Fee-Only vs. Fee-Based

Fee-Only vs. Fee-Based

You have choices when selecting a financial advisor and it's easy to be confused by the terms “Fee-Only” vs. “Fee-Based”. The degree of success in achieving planning goals or investment goals may greatly depend upon if the advisor is compensated by fee, commission, or a combination of both. When conflicts of interest arise it’s generally due to an advisor receiving compensation that is in their best interest.

Fee-Only means the advisor is compensated by charging a fee for services, specifically for investment advisory or financial planning services. Registration as an Investment Advisor Representative, with a Registered Investment Advisory firm, holds the advisor accountable to a fiduciary standard of care and they are obligated to provide services in the client’s best interest. They are fiduciaries.

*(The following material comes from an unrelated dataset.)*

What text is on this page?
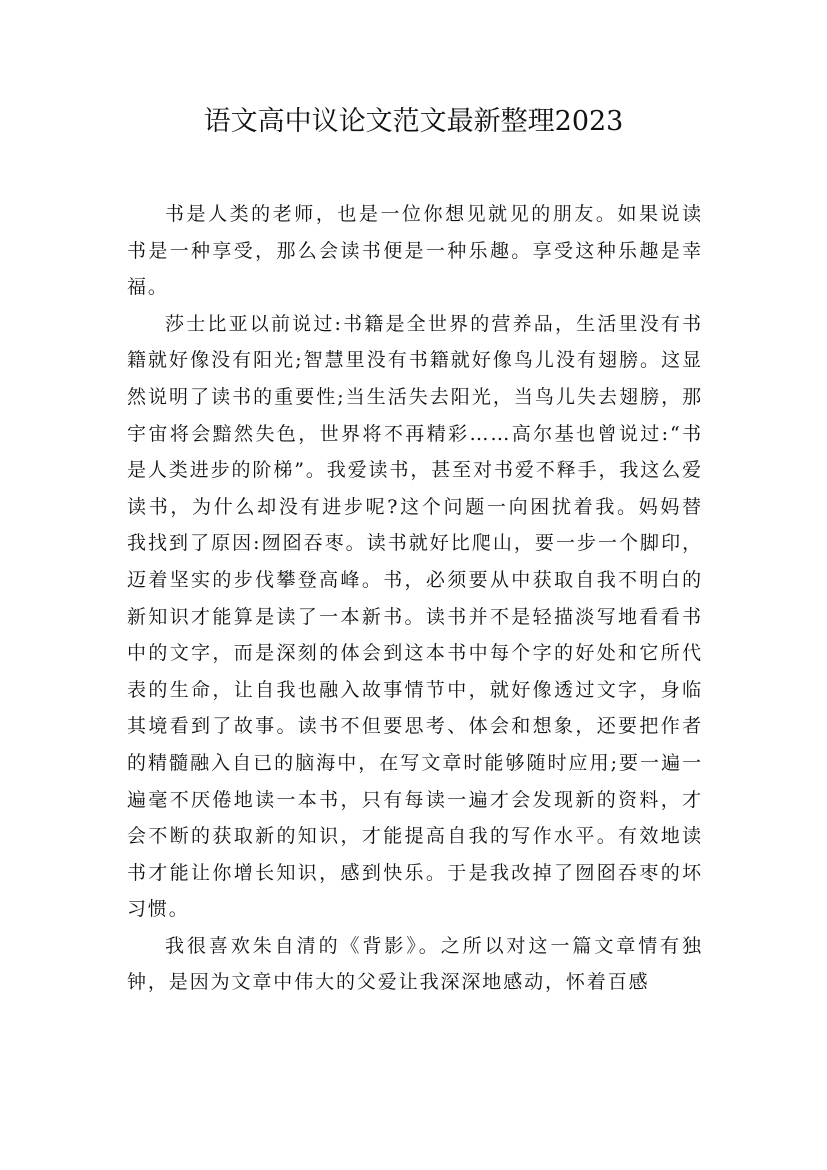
语文高中议论文范文最新整理2023

书是人类的老师，也是一位你想见就见的朋友。如果说读书是一种享受，那么会读书便是一种乐趣。享受这种乐趣是幸福。

莎士比亚以前说过:书籍是全世界的营养品，生活里没有书籍就好像没有阳光;智慧里没有书籍就好像鸟儿没有翅膀。这显然说明了读书的重要性;当生活失去阳光，当鸟儿失去翅膀，那宇宙将会黯然失色，世界将不再精彩……高尔基也曾说过:“书是人类进步的阶梯”。我爱读书，甚至对书爱不释手，我这么爱读书，为什么却没有进步呢?这个问题一向困扰着我。妈妈替我找到了原因:囫囵吞枣。读书就好比爬山，要一步一个脚印，迈着坚实的步伐攀登高峰。书，必须要从中获取自我不明白的新知识才能算是读了一本新书。读书并不是轻描淡写地看看书中的文字，而是深刻的体会到这本书中每个字的好处和它所代表的生命，让自我也融入故事情节中，就好像透过文字，身临其境看到了故事。读书不但要思考、体会和想象，还要把作者的精髓融入自已的脑海中，在写文章时能够随时应用;要一遍一遍毫不厌倦地读一本书，只有每读一遍才会发现新的资料，才会不断的获取新的知识，才能提高自我的写作水平。有效地读书才能让你增长知识，感到快乐。于是我改掉了囫囵吞枣的坏习惯。

我很喜欢朱自清的《背影》。之所以对这一篇文章情有独钟，是因为文章中伟大的父爱让我深深地感动，怀着百感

Fee-Based means the advisor can receive a commission from the sale of financial and / or insurance products under a less stringent suitability standard when providing services as a Broker / Insurance Agent. Additionally, they can receive a fee as an Investment Advisor Representative when providing investment advisory and / or financial planning services. In these dual capacities, Broker / Investment Advisor Representative, an advisor can alternate between fee-for-service and the sale of commissionable product.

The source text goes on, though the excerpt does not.